The European Central Bank published its May 2025 Financial Stability Review, warning that a sharp rise in uncertainty around global trade policy and broader geopolitical shifts has driven spikes in market volatility and increased downside risks to economic growth. The review highlights vulnerabilities from stretched asset valuations and low liquidity buffers in parts of the non-bank sector, and flags that escalating trade tensions could translate into higher credit risk for euro area banks and non-banks while pressures on government finances may rise alongside higher defence spending. An early April global sell-off tightened financial conditions, and although risky assets had recovered initial losses by mid-May, markets remained highly sensitive to tariff-related news. Equity markets were described as particularly exposed to sudden adjustments given still-high valuations and concerns over risk concentrations, while heightened volatility could reveal euro area non-banks’ liquidity and leverage weaknesses and amplify market shocks. For the real economy, improved corporate and household balance sheets face headwinds in an open euro area economy, with trade frictions potentially affecting firms reliant on foreign trade and spilling over to households via layoffs. On the sovereign side, debt-to-GDP ratios have fallen from pandemic peaks but fiscal fundamentals remain fragile in some countries, and increased defence spending may boost growth if productive but could raise issuance needs at a time of higher funding costs, compounding pressures from other structural challenges. Against this backdrop, the review calls on macroprudential authorities to maintain existing capital buffer requirements and borrower-based measures to support sound lending standards, and argues for a comprehensive set of policy measures to strengthen the resilience of non-bank financial intermediation and support euro area capital markets integration.
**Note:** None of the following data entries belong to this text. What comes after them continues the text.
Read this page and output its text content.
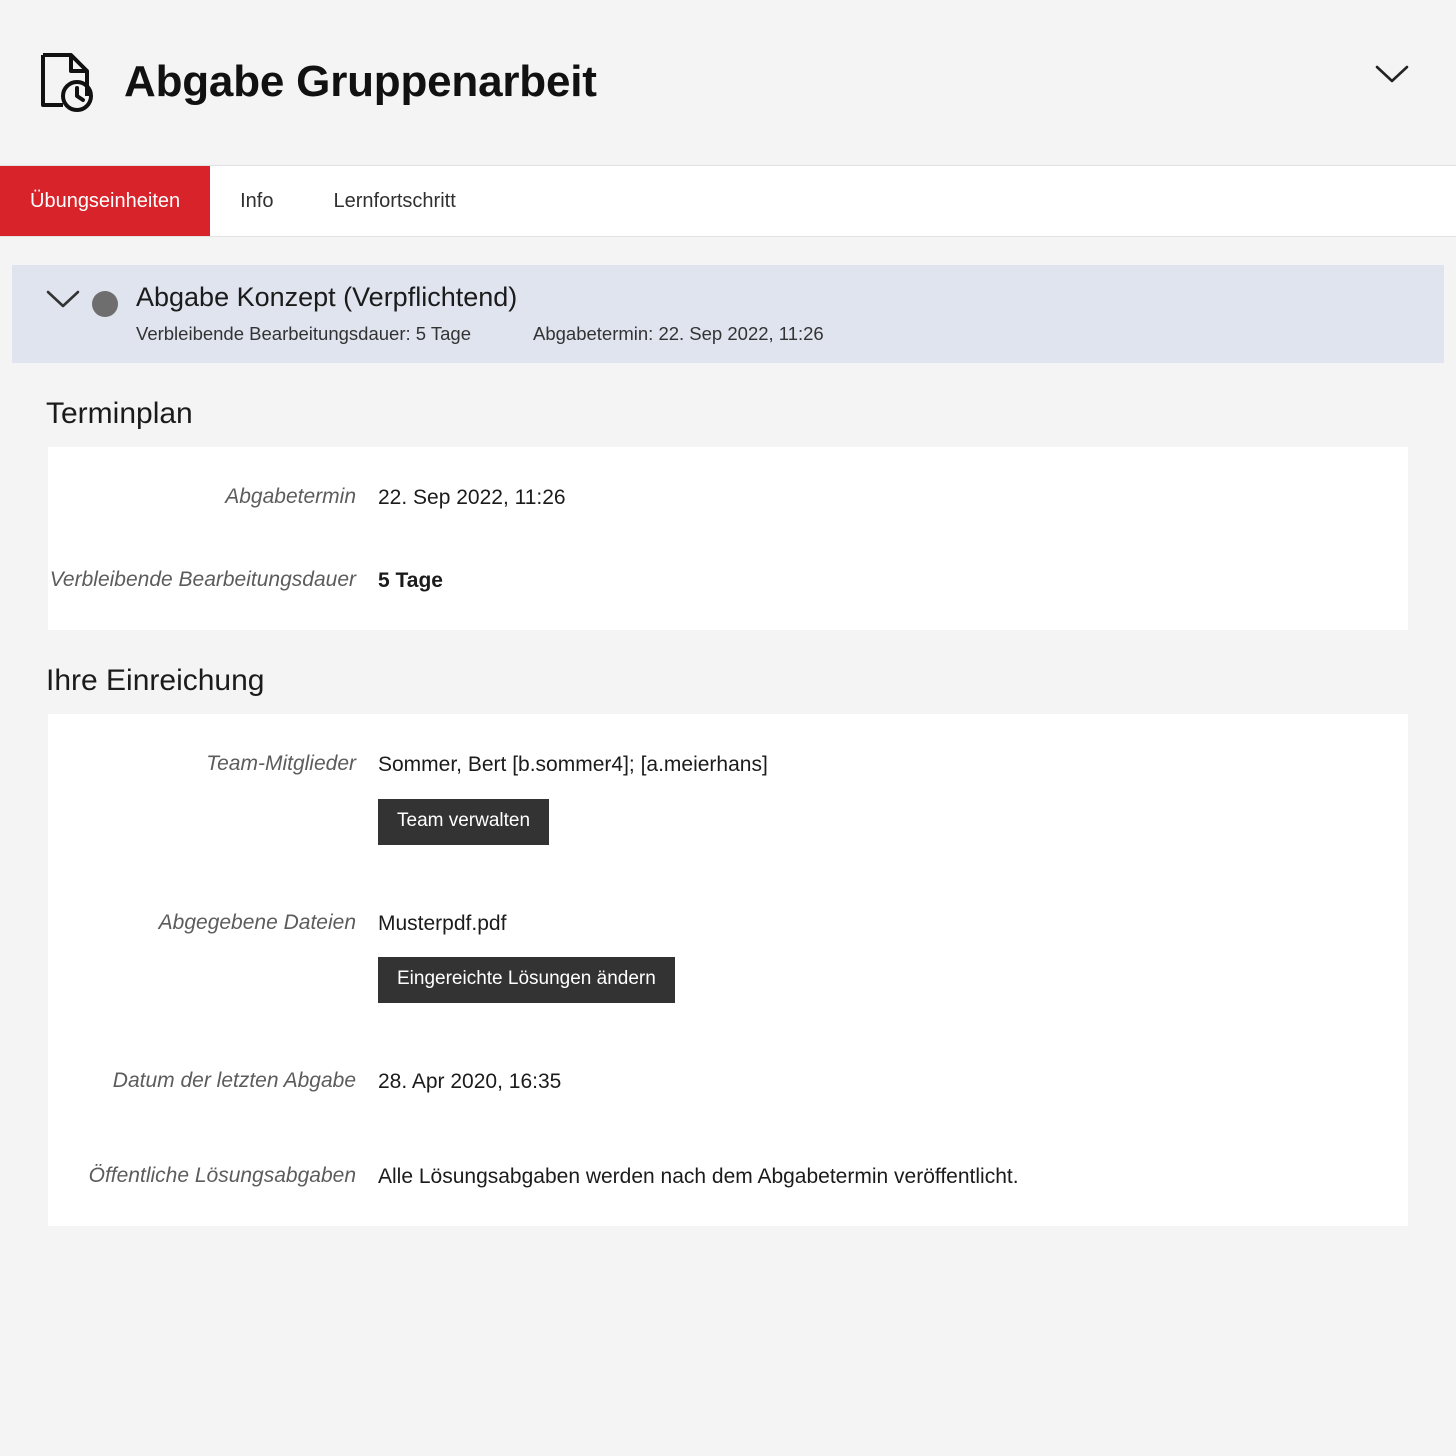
Abgabe Gruppenarbeit
Übungseinheiten	Info	Lernfortschritt
Abgabe Konzept (Verpflichtend)
Verbleibende Bearbeitungsdauer: 5 Tage	Abgabetermin: 22. Sep 2022, 11:26
Terminplan
Abgabetermin	22. Sep 2022, 11:26
Verbleibende Bearbeitungsdauer	5 Tage
Ihre Einreichung
Team-Mitglieder	Sommer, Bert [b.sommer4]; [a.meierhans]
Team verwalten
Abgegebene Dateien	Musterpdf.pdf
Eingereichte Lösungen ändern
Datum der letzten Abgabe	28. Apr 2020, 16:35
Öffentliche Lösungsabgaben	Alle Lösungsabgaben werden nach dem Abgabetermin veröffentlicht.
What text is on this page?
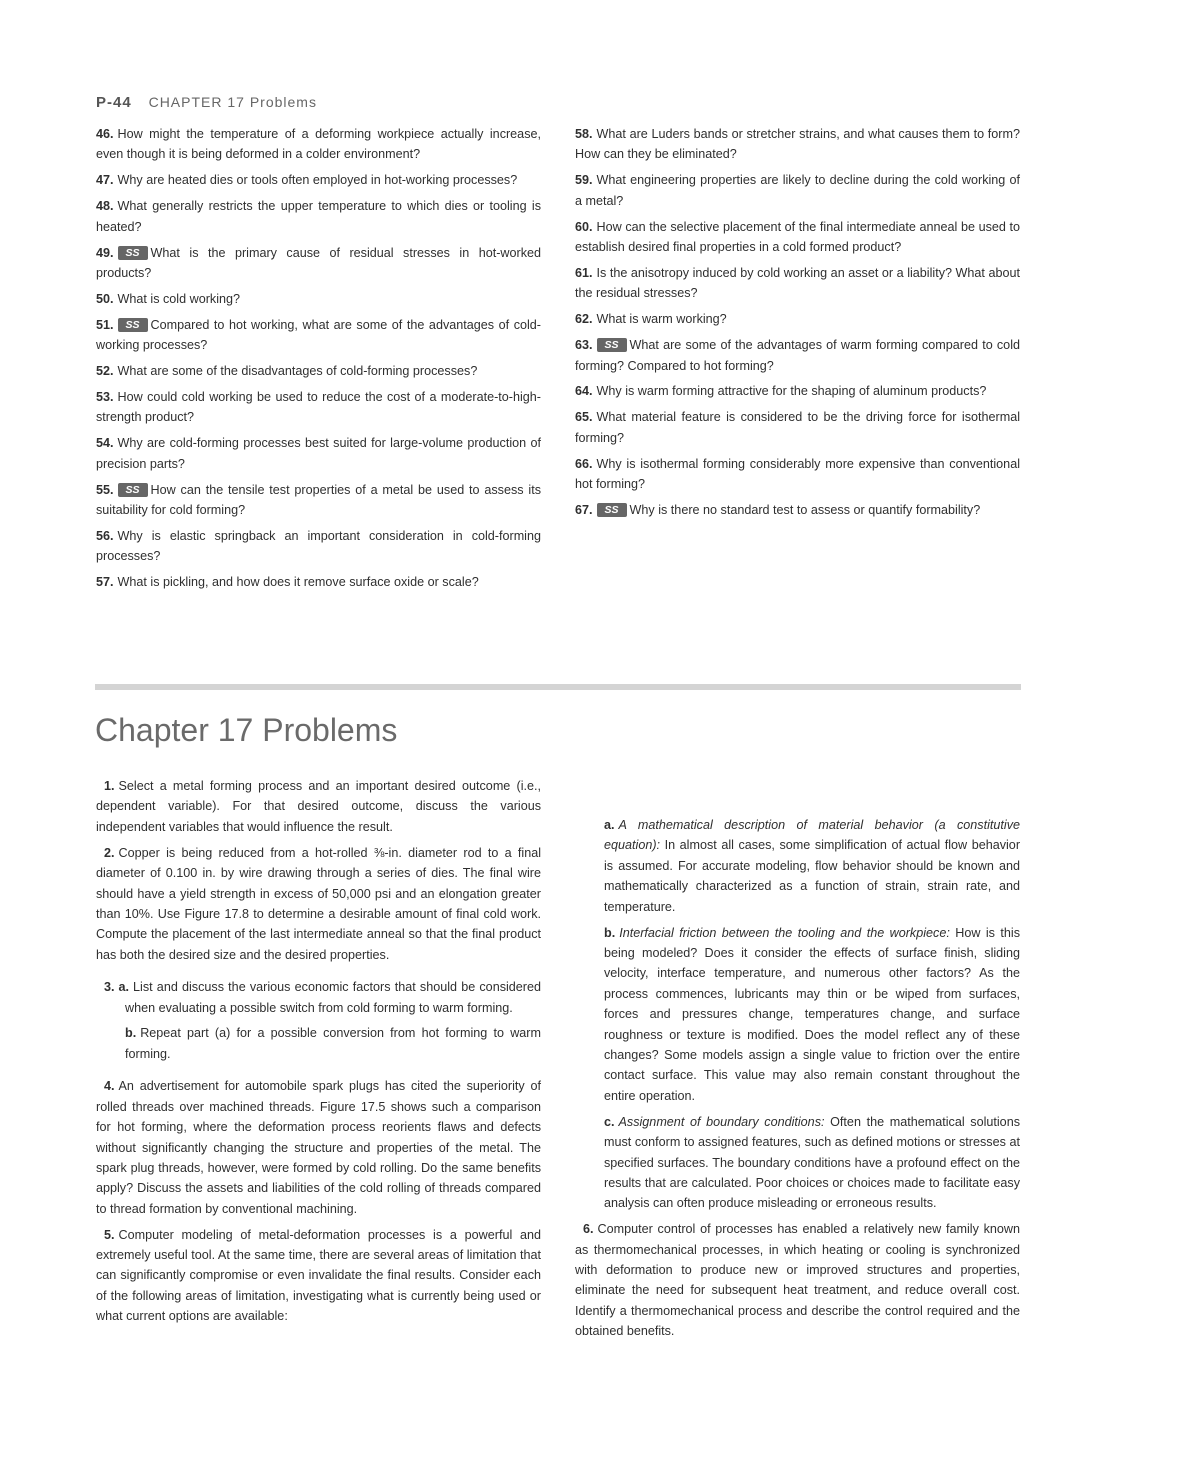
P-44 CHAPTER 17 Problems

46. How might the temperature of a deforming workpiece actually increase, even though it is being deformed in a colder environment?

47. Why are heated dies or tools often employed in hot-working processes?

48. What generally restricts the upper temperature to which dies or tooling is heated?

49. SS What is the primary cause of residual stresses in hot-worked products?

50. What is cold working?

51. SS Compared to hot working, what are some of the advantages of cold-working processes?

52. What are some of the disadvantages of cold-forming processes?

53. How could cold working be used to reduce the cost of a moderate-to-high-strength product?

54. Why are cold-forming processes best suited for large-volume production of precision parts?

55. SS How can the tensile test properties of a metal be used to assess its suitability for cold forming?

56. Why is elastic springback an important consideration in cold-forming processes?

57. What is pickling, and how does it remove surface oxide or scale?

58. What are Luders bands or stretcher strains, and what causes them to form? How can they be eliminated?

59. What engineering properties are likely to decline during the cold working of a metal?

60. How can the selective placement of the final intermediate anneal be used to establish desired final properties in a cold formed product?

61. Is the anisotropy induced by cold working an asset or a liability? What about the residual stresses?

62. What is warm working?

63. SS What are some of the advantages of warm forming compared to cold forming? Compared to hot forming?

64. Why is warm forming attractive for the shaping of aluminum products?

65. What material feature is considered to be the driving force for isothermal forming?

66. Why is isothermal forming considerably more expensive than conventional hot forming?

67. SS Why is there no standard test to assess or quantify formability?

Chapter 17 Problems

1. Select a metal forming process and an important desired outcome (i.e., dependent variable). For that desired outcome, discuss the various independent variables that would influence the result.

2. Copper is being reduced from a hot-rolled ⅜-in. diameter rod to a final diameter of 0.100 in. by wire drawing through a series of dies. The final wire should have a yield strength in excess of 50,000 psi and an elongation greater than 10%. Use Figure 17.8 to determine a desirable amount of final cold work. Compute the placement of the last intermediate anneal so that the final product has both the desired size and the desired properties.

3. a. List and discuss the various economic factors that should be considered when evaluating a possible switch from cold forming to warm forming.

b. Repeat part (a) for a possible conversion from hot forming to warm forming.

4. An advertisement for automobile spark plugs has cited the superiority of rolled threads over machined threads. Figure 17.5 shows such a comparison for hot forming, where the deformation process reorients flaws and defects without significantly changing the structure and properties of the metal. The spark plug threads, however, were formed by cold rolling. Do the same benefits apply? Discuss the assets and liabilities of the cold rolling of threads compared to thread formation by conventional machining.

5. Computer modeling of metal-deformation processes is a powerful and extremely useful tool. At the same time, there are several areas of limitation that can significantly compromise or even invalidate the final results. Consider each of the following areas of limitation, investigating what is currently being used or what current options are available:

a. A mathematical description of material behavior (a constitutive equation): In almost all cases, some simplification of actual flow behavior is assumed. For accurate modeling, flow behavior should be known and mathematically characterized as a function of strain, strain rate, and temperature.

b. Interfacial friction between the tooling and the workpiece: How is this being modeled? Does it consider the effects of surface finish, sliding velocity, interface temperature, and numerous other factors? As the process commences, lubricants may thin or be wiped from surfaces, forces and pressures change, temperatures change, and surface roughness or texture is modified. Does the model reflect any of these changes? Some models assign a single value to friction over the entire contact surface. This value may also remain constant throughout the entire operation.

c. Assignment of boundary conditions: Often the mathematical solutions must conform to assigned features, such as defined motions or stresses at specified surfaces. The boundary conditions have a profound effect on the results that are calculated. Poor choices or choices made to facilitate easy analysis can often produce misleading or erroneous results.

6. Computer control of processes has enabled a relatively new family known as thermomechanical processes, in which heating or cooling is synchronized with deformation to produce new or improved structures and properties, eliminate the need for subsequent heat treatment, and reduce overall cost. Identify a thermomechanical process and describe the control required and the obtained benefits.
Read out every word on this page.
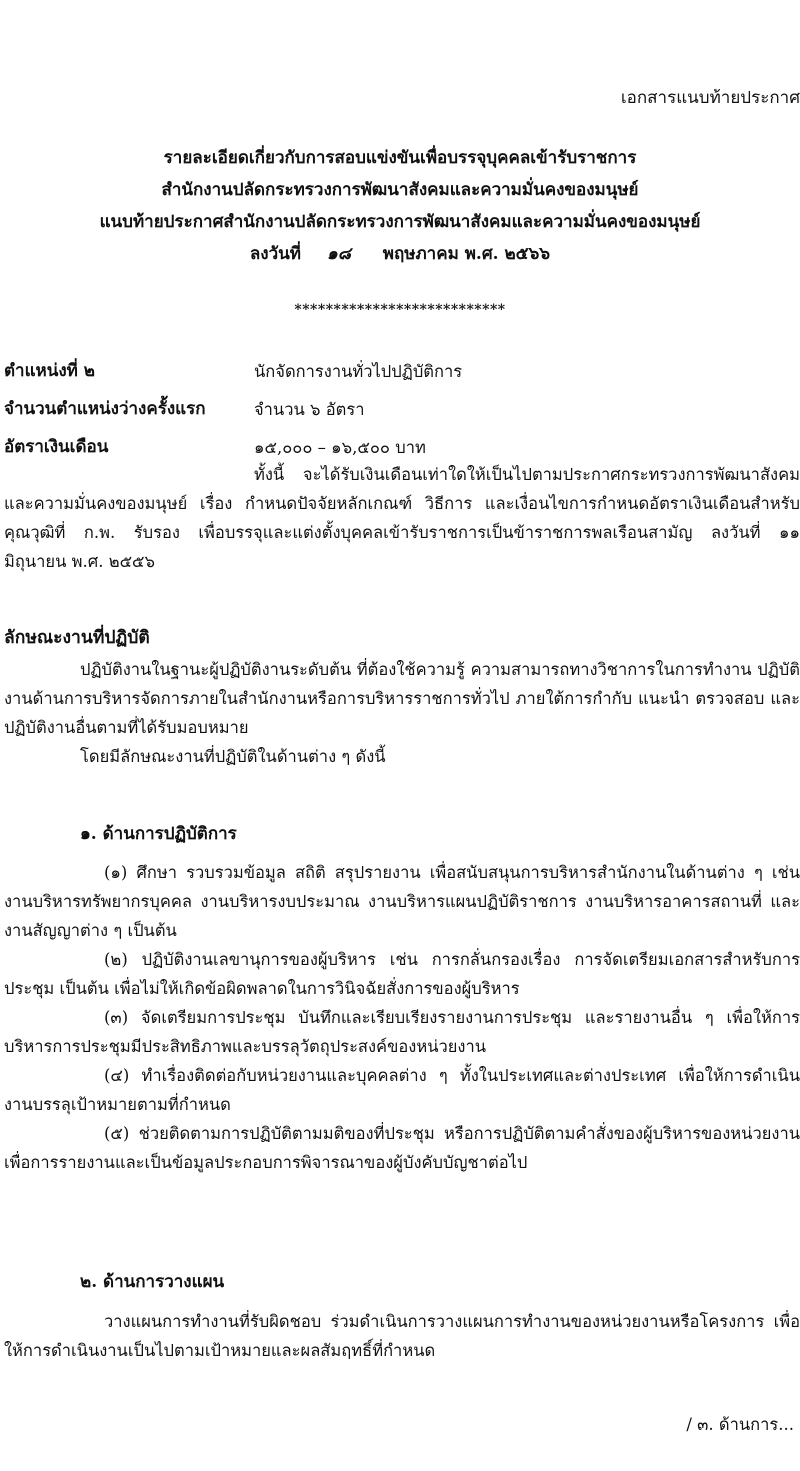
เอกสารแนบท้ายประกาศ
รายละเอียดเกี่ยวกับการสอบแข่งขันเพื่อบรรจุบุคคลเข้ารับราชการ
สำนักงานปลัดกระทรวงการพัฒนาสังคมและความมั่นคงของมนุษย์
แนบท้ายประกาศสำนักงานปลัดกระทรวงการพัฒนาสังคมและความมั่นคงของมนุษย์
ลงวันที่ ๑๘ พฤษภาคม พ.ศ. ๒๕๖๖
***************************
ตำแหน่งที่ ๒	นักจัดการงานทั่วไปปฏิบัติการ
จำนวนตำแหน่งว่างครั้งแรก	จำนวน ๖ อัตรา
อัตราเงินเดือน	๑๕,๐๐๐ – ๑๖,๕๐๐ บาท
ทั้งนี้ จะได้รับเงินเดือนเท่าใดให้เป็นไปตามประกาศกระทรวงการพัฒนาสังคมและความมั่นคงของมนุษย์ เรื่อง กำหนดปัจจัยหลักเกณฑ์ วิธีการ และเงื่อนไขการกำหนดอัตราเงินเดือนสำหรับคุณวุฒิที่ ก.พ. รับรอง เพื่อบรรจุและแต่งตั้งบุคคลเข้ารับราชการเป็นข้าราชการพลเรือนสามัญ ลงวันที่ ๑๑ มิถุนายน พ.ศ. ๒๕๕๖
ลักษณะงานที่ปฏิบัติ

ปฏิบัติงานในฐานะผู้ปฏิบัติงานระดับต้น ที่ต้องใช้ความรู้ ความสามารถทางวิชาการในการทำงาน ปฏิบัติงานด้านการบริหารจัดการภายในสำนักงานหรือการบริหารราชการทั่วไป ภายใต้การกำกับ แนะนำ ตรวจสอบ และปฏิบัติงานอื่นตามที่ได้รับมอบหมาย

โดยมีลักษณะงานที่ปฏิบัติในด้านต่าง ๆ ดังนี้

๑. ด้านการปฏิบัติการ

(๑) ศึกษา รวบรวมข้อมูล สถิติ สรุปรายงาน เพื่อสนับสนุนการบริหารสำนักงานในด้านต่าง ๆ เช่น งานบริหารทรัพยากรบุคคล งานบริหารงบประมาณ งานบริหารแผนปฏิบัติราชการ งานบริหารอาคารสถานที่ และงานสัญญาต่าง ๆ เป็นต้น

(๒) ปฏิบัติงานเลขานุการของผู้บริหาร เช่น การกลั่นกรองเรื่อง การจัดเตรียมเอกสารสำหรับการประชุม เป็นต้น เพื่อไม่ให้เกิดข้อผิดพลาดในการวินิจฉัยสั่งการของผู้บริหาร

(๓) จัดเตรียมการประชุม บันทึกและเรียบเรียงรายงานการประชุม และรายงานอื่น ๆ เพื่อให้การบริหารการประชุมมีประสิทธิภาพและบรรลุวัตถุประสงค์ของหน่วยงาน

(๔) ทำเรื่องติดต่อกับหน่วยงานและบุคคลต่าง ๆ ทั้งในประเทศและต่างประเทศ เพื่อให้การดำเนินงานบรรลุเป้าหมายตามที่กำหนด

(๕) ช่วยติดตามการปฏิบัติตามมติของที่ประชุม หรือการปฏิบัติตามคำสั่งของผู้บริหารของหน่วยงาน เพื่อการรายงานและเป็นข้อมูลประกอบการพิจารณาของผู้บังคับบัญชาต่อไป

๒. ด้านการวางแผน

วางแผนการทำงานที่รับผิดชอบ ร่วมดำเนินการวางแผนการทำงานของหน่วยงานหรือโครงการ เพื่อให้การดำเนินงานเป็นไปตามเป้าหมายและผลสัมฤทธิ์ที่กำหนด

/ ๓. ด้านการ...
European Central Bank 2025-05-21
European Central Bank Financial Stability Review warns trade policy uncertainty and non-bank weaknesses could amplify euro area shocks
The European Central Bank's May 2025 Financial Stability Review highlights increased market volatility and downside risks to economic growth due to global trade policy uncertainty and geopolitical shifts. It identifies vulnerabilities in the non-bank sector from stretched asset valuations and low liquidity buffers, and warns of higher credit risks for euro area banks amid escalating trade tensions. The review urges macroprudential authorities to uphold capital buffer requirements and borrower-based measures, and advocates for policies to bolster non-bank financial resilience and euro area capital markets integration.